Talking about gender equality in March, when we celebrate International Women's Day, may seem conventional but should not seem overly sentimental. Rather, it should make people think about what a great opportunity there is if they change their perspective. In 2017, the Harvard Business Review was the first to emphasize the importance of bringing men into the discussion, and to this day bringing the topic of gender equality out of the female arena has remained the crux of the matter, especially in companies.
"Months ago, we were presenting our Women Network activity plan when we were struck by a simple question posed by one of our leaders: but where are the men?". Samantha Pennano, European Programs Director, and Rosa Pisani, Supplier Quality Leader, are co-leaders of the ERG (Employee Resource Group), the internal community that brings together employees interested in and active in gender issues. "It was only then that we realized that our work really risked being too self-referential, starting with the composition of the ERG itself," they say.
"Out of professional bias, we applied reverse-engineering," Rosa continues. "That is, we started with an assessment of the workgroup to ensure male representation. Then, consulting with the executive sponsors, we thought of creating the internal campaign #menaboutwomen, aimed at getting our male colleagues more involved in the design and planning of activities. Not only that, we wanted to be a bit provocative, to understand what they see when they watch us at work."
"It was an internal survey, which affected the whole organization across the board, with nothing formal in the sense of forms or tools. Rather, it was done with communication by word of mouth in concentric circles in each department by the representatives of the Women Network in each office and plant," continued Samantha. “Contributions were also collected in video interviews and they became a single film which was then shared internally to celebrate Women’s Day on March 8th.”

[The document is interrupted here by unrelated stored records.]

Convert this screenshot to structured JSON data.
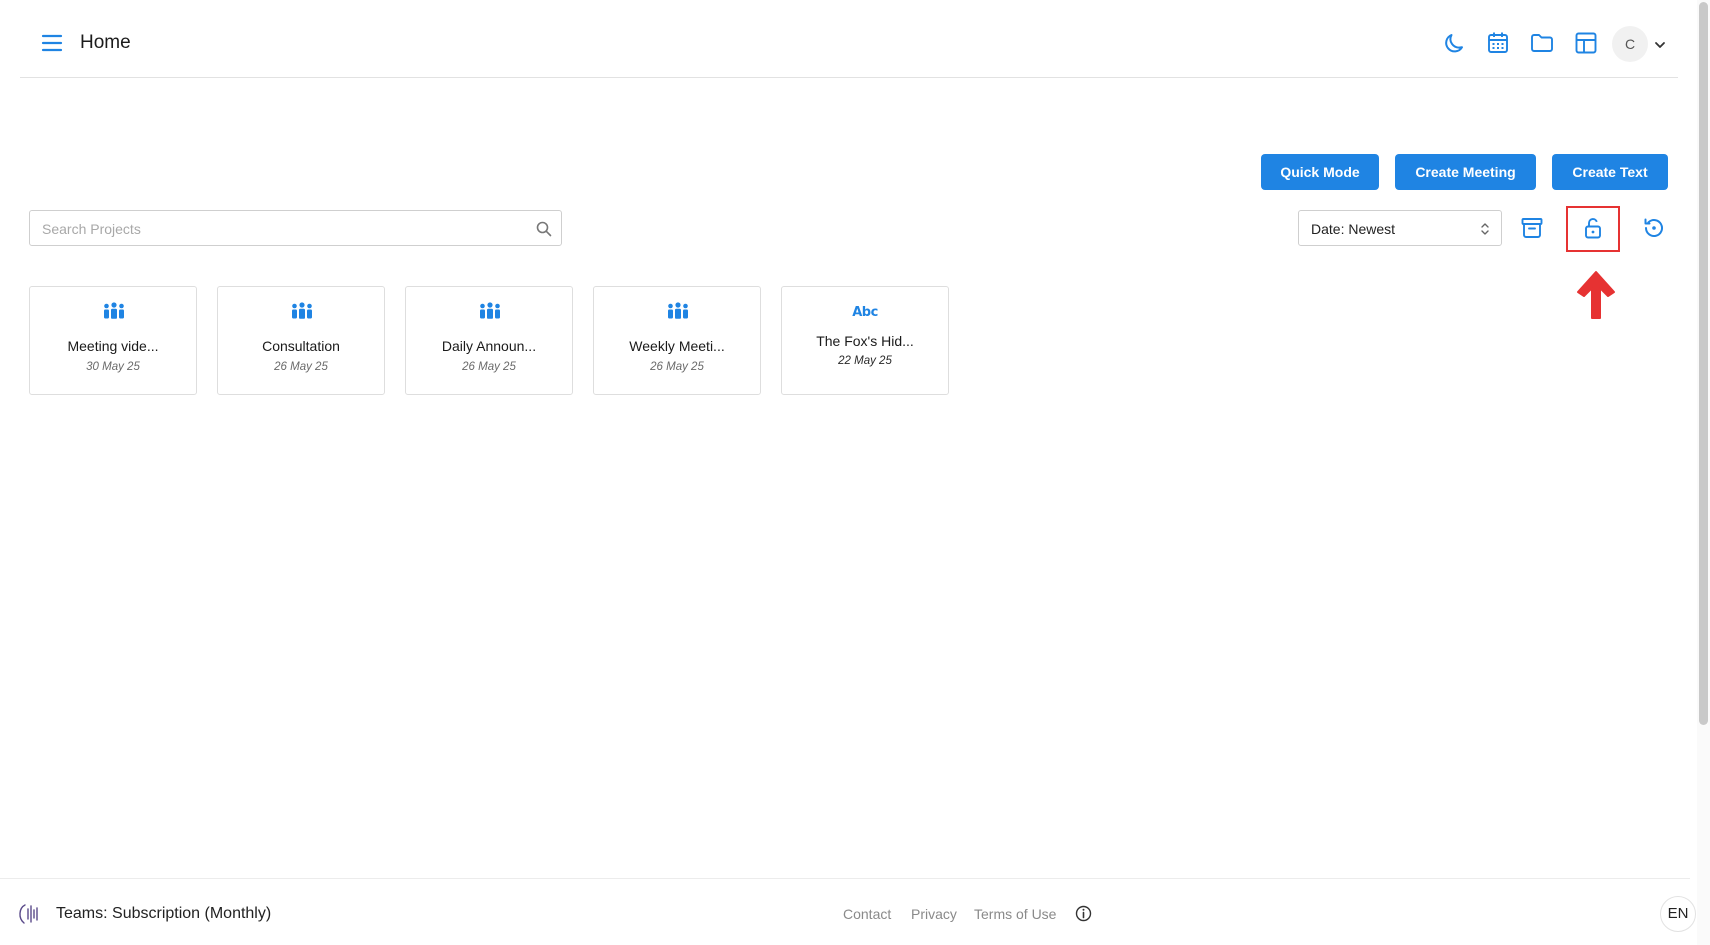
{
  "header": {
    "title": "Home",
    "icons": [
      "menu-icon",
      "moon-icon",
      "calendar-icon",
      "folder-icon",
      "table-icon"
    ],
    "avatar_initial": "C"
  },
  "actions": {
    "quick_mode": "Quick Mode",
    "create_meeting": "Create Meeting",
    "create_text": "Create Text"
  },
  "search": {
    "placeholder": "Search Projects",
    "value": ""
  },
  "sort": {
    "selected": "Date: Newest"
  },
  "toolbar_icons": [
    "archive-icon",
    "unlock-icon",
    "history-icon"
  ],
  "projects": [
    {
      "icon": "people-icon",
      "title": "Meeting vide...",
      "date": "30 May 25"
    },
    {
      "icon": "people-icon",
      "title": "Consultation",
      "date": "26 May 25"
    },
    {
      "icon": "people-icon",
      "title": "Daily Announ...",
      "date": "26 May 25"
    },
    {
      "icon": "people-icon",
      "title": "Weekly Meeti...",
      "date": "26 May 25"
    },
    {
      "icon": "abc-icon",
      "icon_text": "Abc",
      "title": "The Fox's Hid...",
      "date": "22 May 25"
    }
  ],
  "footer": {
    "plan": "Teams: Subscription (Monthly)",
    "links": {
      "contact": "Contact",
      "privacy": "Privacy",
      "terms": "Terms of Use"
    },
    "language": "EN"
  },
  "colors": {
    "accent": "#1f84e3",
    "highlight": "#e63232"
  }
}
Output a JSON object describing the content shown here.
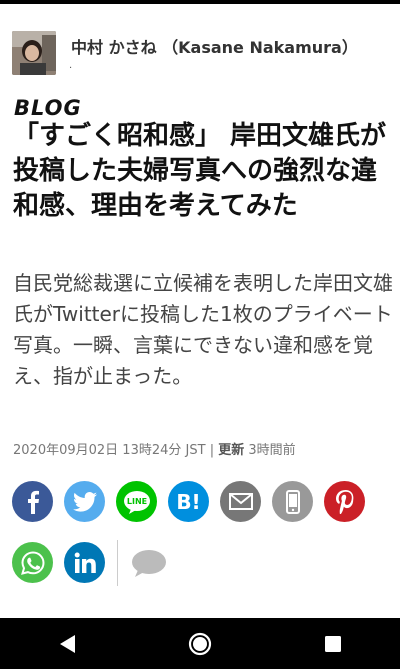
{
  "author": {
    "name": "中村 かさね （Kasane Nakamura）",
    "dot": "."
  },
  "blog_tag": "BLOG",
  "headline": "「すごく昭和感」 岸田文雄氏が投稿した夫婦写真への強烈な違和感、理由を考えてみた",
  "summary": "自民党総裁選に立候補を表明した岸田文雄氏がTwitterに投稿した1枚のプライベート写真。一瞬、言葉にできない違和感を覚え、指が止まった。",
  "meta": {
    "published": "2020年09月02日 13時24分 JST",
    "separator": "|",
    "updated_label": "更新",
    "updated_value": "3時間前"
  },
  "share": {
    "hatena_text": "B!",
    "line_text": "LINE",
    "colors": {
      "facebook": "#3b5998",
      "twitter": "#55acee",
      "line": "#00c300",
      "hatena": "#008fde",
      "email": "#777777",
      "mobile": "#999999",
      "pinterest": "#cb2027",
      "whatsapp": "#4cc14c",
      "linkedin": "#0077b5",
      "comment": "#bbbbbb"
    }
  }
}
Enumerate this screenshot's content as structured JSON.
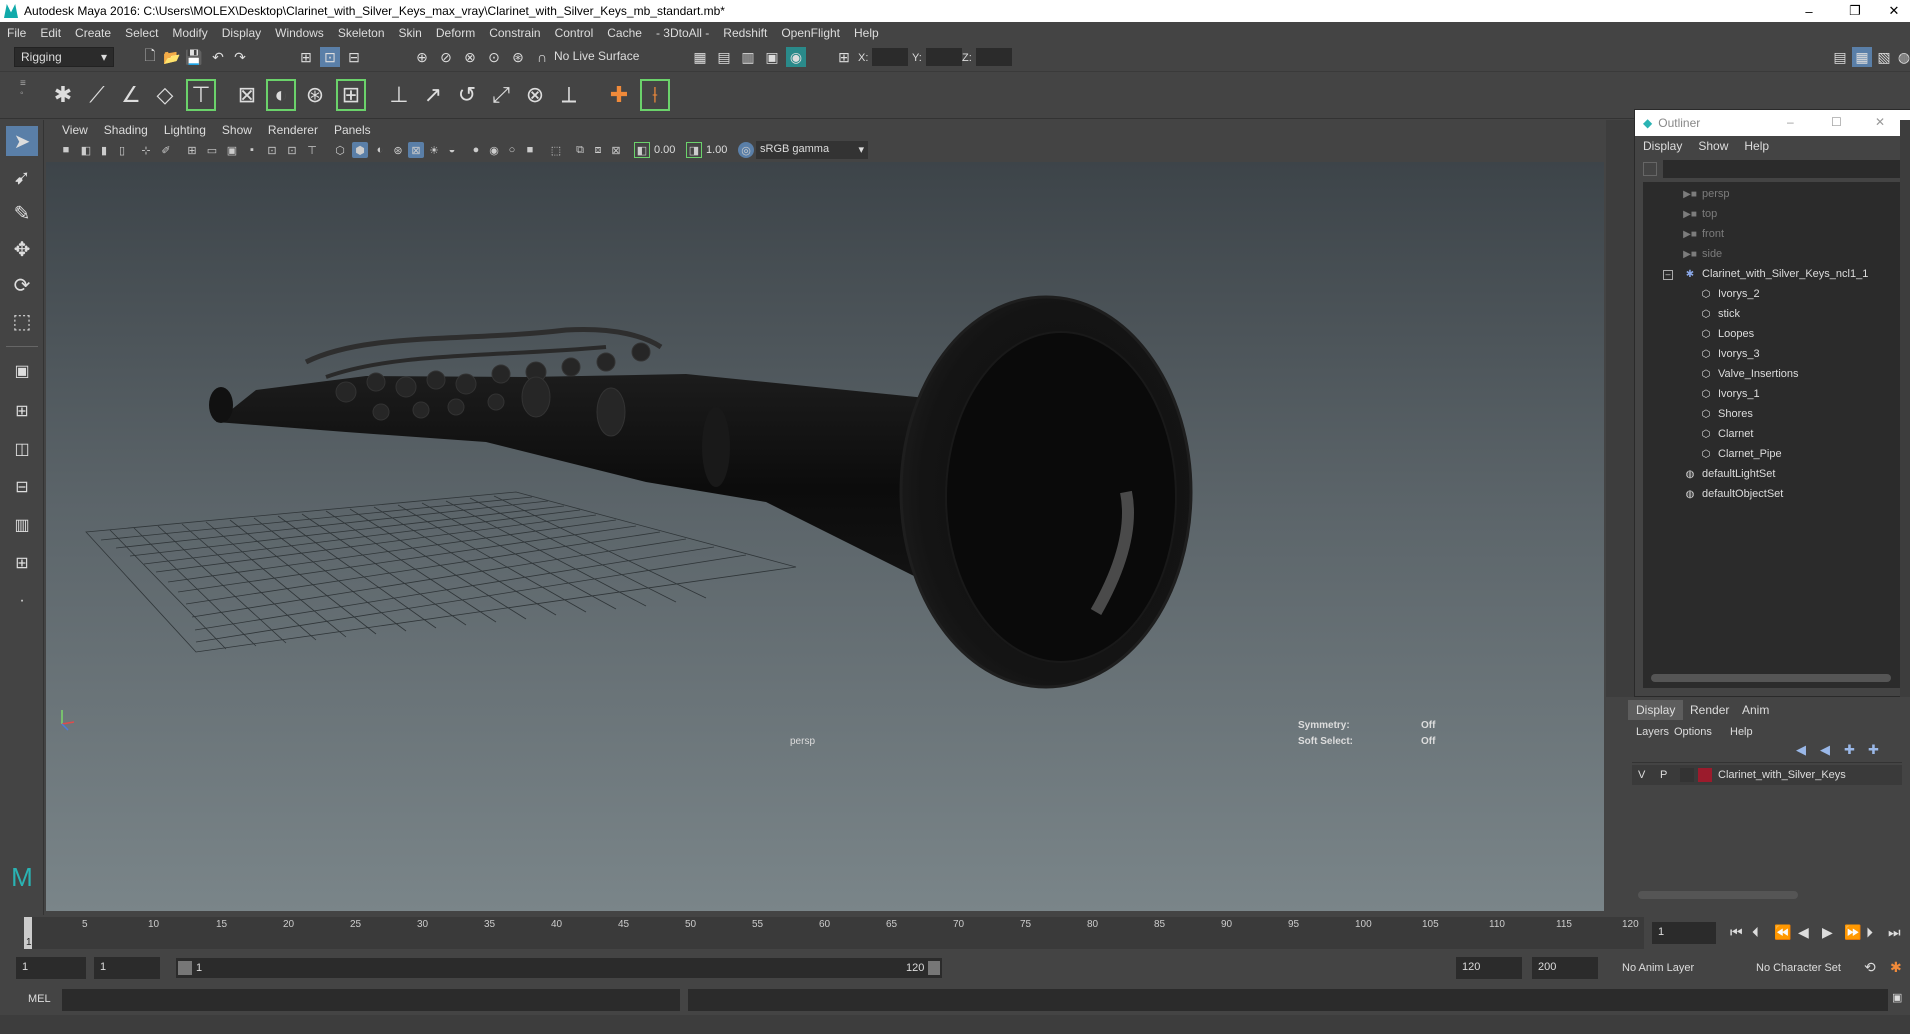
{
  "window": {
    "title": "Autodesk Maya 2016: C:\\Users\\MOLEX\\Desktop\\Clarinet_with_Silver_Keys_max_vray\\Clarinet_with_Silver_Keys_mb_standart.mb*",
    "minimize": "–",
    "restore": "❐",
    "close": "✕"
  },
  "menubar": [
    "File",
    "Edit",
    "Create",
    "Select",
    "Modify",
    "Display",
    "Windows",
    "Skeleton",
    "Skin",
    "Deform",
    "Constrain",
    "Control",
    "Cache",
    "- 3DtoAll -",
    "Redshift",
    "OpenFlight",
    "Help"
  ],
  "toolbar": {
    "mode": "Rigging",
    "live_surface": "No Live Surface",
    "x_label": "X:",
    "y_label": "Y:",
    "z_label": "Z:"
  },
  "viewport": {
    "menu": [
      "View",
      "Shading",
      "Lighting",
      "Show",
      "Renderer",
      "Panels"
    ],
    "exposure": "0.00",
    "gamma": "1.00",
    "colorspace": "sRGB gamma",
    "camera_label": "persp",
    "hud": {
      "symmetry_label": "Symmetry:",
      "symmetry_value": "Off",
      "soft_select_label": "Soft Select:",
      "soft_select_value": "Off"
    }
  },
  "outliner": {
    "title": "Outliner",
    "menu": [
      "Display",
      "Show",
      "Help"
    ],
    "items": [
      {
        "label": "persp",
        "icon": "camera-icon",
        "dim": true
      },
      {
        "label": "top",
        "icon": "camera-icon",
        "dim": true
      },
      {
        "label": "front",
        "icon": "camera-icon",
        "dim": true
      },
      {
        "label": "side",
        "icon": "camera-icon",
        "dim": true
      },
      {
        "label": "Clarinet_with_Silver_Keys_ncl1_1",
        "icon": "group-icon"
      },
      {
        "label": "Ivorys_2",
        "icon": "mesh-icon"
      },
      {
        "label": "stick",
        "icon": "mesh-icon"
      },
      {
        "label": "Loopes",
        "icon": "mesh-icon"
      },
      {
        "label": "Ivorys_3",
        "icon": "mesh-icon"
      },
      {
        "label": "Valve_Insertions",
        "icon": "mesh-icon"
      },
      {
        "label": "Ivorys_1",
        "icon": "mesh-icon"
      },
      {
        "label": "Shores",
        "icon": "mesh-icon"
      },
      {
        "label": "Clarnet",
        "icon": "mesh-icon"
      },
      {
        "label": "Clarnet_Pipe",
        "icon": "mesh-icon"
      },
      {
        "label": "defaultLightSet",
        "icon": "set-icon"
      },
      {
        "label": "defaultObjectSet",
        "icon": "set-icon"
      }
    ]
  },
  "layers": {
    "tabs": [
      "Display",
      "Render",
      "Anim"
    ],
    "menu": [
      "Layers",
      "Options",
      "Help"
    ],
    "row": {
      "v": "V",
      "p": "P",
      "name": "Clarinet_with_Silver_Keys",
      "color": "#9b1b2c"
    }
  },
  "timeline": {
    "ticks": [
      "1",
      "5",
      "10",
      "15",
      "20",
      "25",
      "30",
      "35",
      "40",
      "45",
      "50",
      "55",
      "60",
      "65",
      "70",
      "75",
      "80",
      "85",
      "90",
      "95",
      "100",
      "105",
      "110",
      "115",
      "120"
    ],
    "current_frame": "1"
  },
  "range": {
    "start": "1",
    "start2": "1",
    "slider_start": "1",
    "slider_end": "120",
    "end": "120",
    "end2": "200",
    "anim_layer": "No Anim Layer",
    "character_set": "No Character Set"
  },
  "cmd": {
    "label": "MEL"
  }
}
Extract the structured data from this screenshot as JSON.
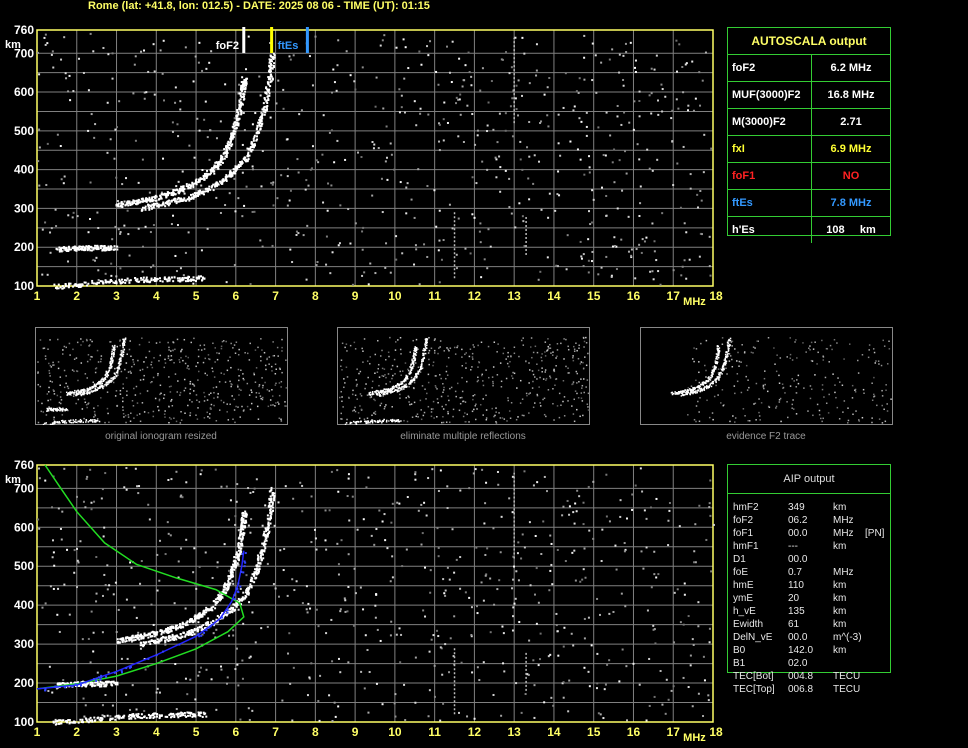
{
  "header": {
    "title": "Rome (lat: +41.8, lon: 012.5) - DATE: 2025 08 06 - TIME (UT): 01:15"
  },
  "colors": {
    "grid": "#808080",
    "axis": "#ffff66",
    "panel_border": "#33cc33",
    "fof2_marker": "#ffffff",
    "fxl_marker": "#ffff00",
    "ftes_marker": "#3399ff",
    "aip_profile": "#2222ff",
    "model_profile": "#22dd22"
  },
  "chart_data": [
    {
      "type": "scatter",
      "title": "",
      "xlabel": "MHz",
      "ylabel": "km",
      "xlim": [
        1,
        18
      ],
      "ylim": [
        100,
        760
      ],
      "x_ticks": [
        "1",
        "2",
        "3",
        "4",
        "5",
        "6",
        "7",
        "8",
        "9",
        "10",
        "11",
        "12",
        "13",
        "14",
        "15",
        "16",
        "17",
        "18"
      ],
      "y_ticks": [
        "760",
        "700",
        "600",
        "500",
        "400",
        "300",
        "200",
        "100"
      ],
      "grid": true,
      "markers": [
        {
          "name": "foF2",
          "x": 6.2,
          "color": "#ffffff"
        },
        {
          "name": "fxI",
          "x": 6.9,
          "color": "#ffff00"
        },
        {
          "name": "ftEs",
          "x": 7.8,
          "color": "#3399ff"
        }
      ],
      "traces": [
        {
          "name": "F2 ordinary",
          "points": [
            [
              3.0,
              310
            ],
            [
              3.5,
              320
            ],
            [
              4.0,
              330
            ],
            [
              4.5,
              345
            ],
            [
              5.0,
              370
            ],
            [
              5.4,
              400
            ],
            [
              5.7,
              440
            ],
            [
              5.9,
              490
            ],
            [
              6.05,
              540
            ],
            [
              6.15,
              600
            ],
            [
              6.2,
              640
            ]
          ]
        },
        {
          "name": "F2 extraordinary",
          "points": [
            [
              3.6,
              302
            ],
            [
              4.2,
              315
            ],
            [
              4.8,
              330
            ],
            [
              5.3,
              352
            ],
            [
              5.8,
              385
            ],
            [
              6.2,
              425
            ],
            [
              6.5,
              490
            ],
            [
              6.7,
              560
            ],
            [
              6.85,
              640
            ],
            [
              6.9,
              700
            ]
          ]
        },
        {
          "name": "Es",
          "points": [
            [
              1.4,
              100
            ],
            [
              2.5,
              110
            ],
            [
              3.5,
              118
            ],
            [
              4.5,
              120
            ],
            [
              5.2,
              122
            ]
          ]
        },
        {
          "name": "Es multiple",
          "points": [
            [
              1.5,
              197
            ],
            [
              2.0,
              200
            ],
            [
              2.5,
              200
            ],
            [
              3.0,
              200
            ]
          ]
        }
      ]
    },
    {
      "type": "line",
      "title": "",
      "xlabel": "MHz",
      "ylabel": "km",
      "xlim": [
        1,
        18
      ],
      "ylim": [
        100,
        760
      ],
      "x_ticks": [
        "1",
        "2",
        "3",
        "4",
        "5",
        "6",
        "7",
        "8",
        "9",
        "10",
        "11",
        "12",
        "13",
        "14",
        "15",
        "16",
        "17",
        "18"
      ],
      "y_ticks": [
        "760",
        "700",
        "600",
        "500",
        "400",
        "300",
        "200",
        "100"
      ],
      "grid": true,
      "series": [
        {
          "values": [
            [
              1.0,
              185
            ],
            [
              2.0,
              195
            ],
            [
              3.0,
              230
            ],
            [
              4.0,
              272
            ],
            [
              5.0,
              320
            ],
            [
              5.6,
              365
            ],
            [
              5.9,
              410
            ],
            [
              6.05,
              450
            ],
            [
              6.15,
              500
            ],
            [
              6.2,
              540
            ]
          ]
        },
        {
          "values": [
            [
              1.0,
              185
            ],
            [
              2.0,
              198
            ],
            [
              3.0,
              218
            ],
            [
              4.0,
              250
            ],
            [
              5.0,
              288
            ],
            [
              5.8,
              332
            ],
            [
              6.2,
              370
            ],
            [
              6.1,
              405
            ],
            [
              5.5,
              440
            ],
            [
              4.5,
              470
            ],
            [
              3.5,
              505
            ],
            [
              2.7,
              560
            ],
            [
              2.0,
              640
            ],
            [
              1.6,
              700
            ],
            [
              1.2,
              760
            ]
          ]
        }
      ]
    }
  ],
  "autoscala": {
    "title": "AUTOSCALA output",
    "rows": [
      {
        "name": "foF2",
        "value": "6.2 MHz",
        "color": "#ffffff"
      },
      {
        "name": "MUF(3000)F2",
        "value": "16.8 MHz",
        "color": "#ffffff"
      },
      {
        "name": "M(3000)F2",
        "value": "2.71",
        "color": "#ffffff"
      },
      {
        "name": "fxI",
        "value": "6.9 MHz",
        "color": "#ffff33"
      },
      {
        "name": "foF1",
        "value": "NO",
        "color": "#ff2222"
      },
      {
        "name": "ftEs",
        "value": "7.8 MHz",
        "color": "#3399ff"
      },
      {
        "name": "h'Es",
        "value": "108     km",
        "color": "#ffffff"
      }
    ]
  },
  "thumbnails": [
    {
      "caption": "original ionogram resized"
    },
    {
      "caption": "eliminate multiple reflections"
    },
    {
      "caption": "evidence F2 trace"
    }
  ],
  "aip": {
    "title": "AIP output",
    "rows": [
      {
        "name": "hmF2",
        "value": "349",
        "unit": "km",
        "extra": ""
      },
      {
        "name": "foF2",
        "value": "06.2",
        "unit": "MHz",
        "extra": ""
      },
      {
        "name": "foF1",
        "value": "00.0",
        "unit": "MHz",
        "extra": "[PN]"
      },
      {
        "name": "hmF1",
        "value": "---",
        "unit": "km",
        "extra": ""
      },
      {
        "name": "D1",
        "value": "00.0",
        "unit": "",
        "extra": ""
      },
      {
        "name": "foE",
        "value": "0.7",
        "unit": "MHz",
        "extra": ""
      },
      {
        "name": "hmE",
        "value": "110",
        "unit": "km",
        "extra": ""
      },
      {
        "name": "ymE",
        "value": "20",
        "unit": "km",
        "extra": ""
      },
      {
        "name": "h_vE",
        "value": "135",
        "unit": "km",
        "extra": ""
      },
      {
        "name": "Ewidth",
        "value": "61",
        "unit": "km",
        "extra": ""
      },
      {
        "name": "DelN_vE",
        "value": "00.0",
        "unit": "m^(-3)",
        "extra": ""
      },
      {
        "name": "B0",
        "value": "142.0",
        "unit": "km",
        "extra": ""
      },
      {
        "name": "B1",
        "value": "02.0",
        "unit": "",
        "extra": ""
      },
      {
        "name": "TEC[Bot]",
        "value": "004.8",
        "unit": "TECU",
        "extra": ""
      },
      {
        "name": "TEC[Top]",
        "value": "006.8",
        "unit": "TECU",
        "extra": ""
      }
    ]
  }
}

“Initial findings have shown that there is no obstacle to more active participation by colleagues in promoting greater gender equality," explains Samantha Pennano. "The real surprise was finding that the obstacle was probably that they had never been asked for greater involvement."
"A company that wants to change must start by listening to and bring out of people what is not said. This ‘bypasses' rationality and also brings the sphere of emotion into the business context"
"When Samantha and Rosa came to me and asked me at first glance what I saw when I looked at them, I realized that this simple question could highlight a series of personal biases and that this was the starting point for a more complete overview," says Alfredo Marin, Vice President of Product Management and Customer Support and executive sponsor of the Women Network. “A company that wants to change must start by listening to and bring out of people what is not said. This ‘bypasses' rationality and also brings the sphere of emotion into the business context.”
"The campaign will remain active in the coming months and we hope to collect many more ideas, especially from those who work in factories constantly," says Rosa. “Because those circumstances are also where the female presence is lower in numbers and are more likely to have holdover from the past.”
"From the verbal reports of colleagues, many concrete ideas have emerged, for both awareness-raising activities, as well as organizational inputs. We will share these with HR and the leadership,” concludes Samantha. "What is most reassuring, however, is the willingness to work together for real progress in our company. At last, we are not alone in this journey."